是的,没错,虽然都是菜鸟,都是初学者,她们在打牌的时候,也玩钱,只是玩的不大,都是一文钱,不过,就是这样,徐诗芷也输了差不多好几两银子。
在许一凡的帮助下,徐诗芷开始连续胡牌,齐若兮和桂寒烟两个人顿时不干了,在一番抗-议和反对当中,许一凡被她们直接给赶出车厢了。
当许一凡离开车厢,回到自己马车上的时候,看到胥承业那古怪的眼神,许一凡翻了个白眼,没好气的说道:“干嘛这么看着我,想笑你就笑呗,千万别憋着,容易憋出内伤来。”
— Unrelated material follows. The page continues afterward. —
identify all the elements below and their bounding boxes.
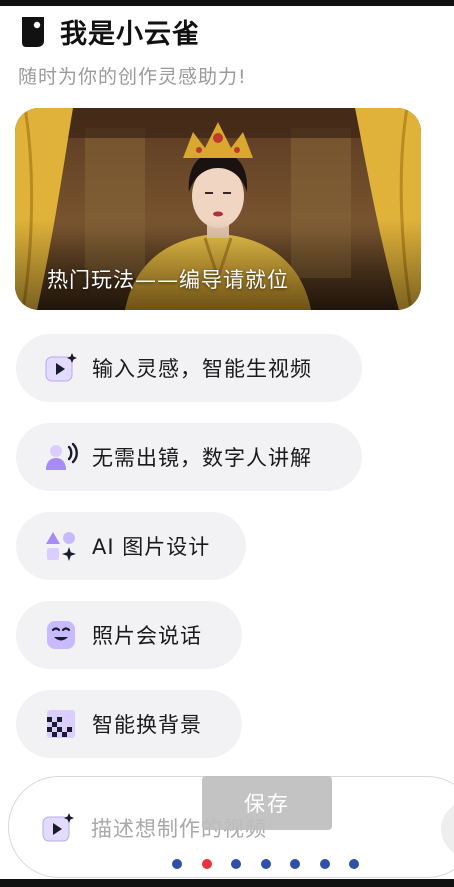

胥承业闻言,顿时嘴角抽搐几下,不过,他还是没有真的放肆大笑。
对于马车内的事情,他已经知道了,听到里面洗牌的哗哗声,还有几个女人时不时响起的大呼小叫声,他想不知道都不行,尤其是刚才许一凡被几个女人给赶出车厢的场景,看的胥承业一阵想笑。
回到自己的马车之后,许一凡也没有进入车厢,还是和之前一样,跟胥承业坐在一起,欣赏着沿途的风景,耳边时不时传来齐若兮她们那犹如铜铃一般的笑声,这让回东海城的路途,变得不那么枯燥和单调。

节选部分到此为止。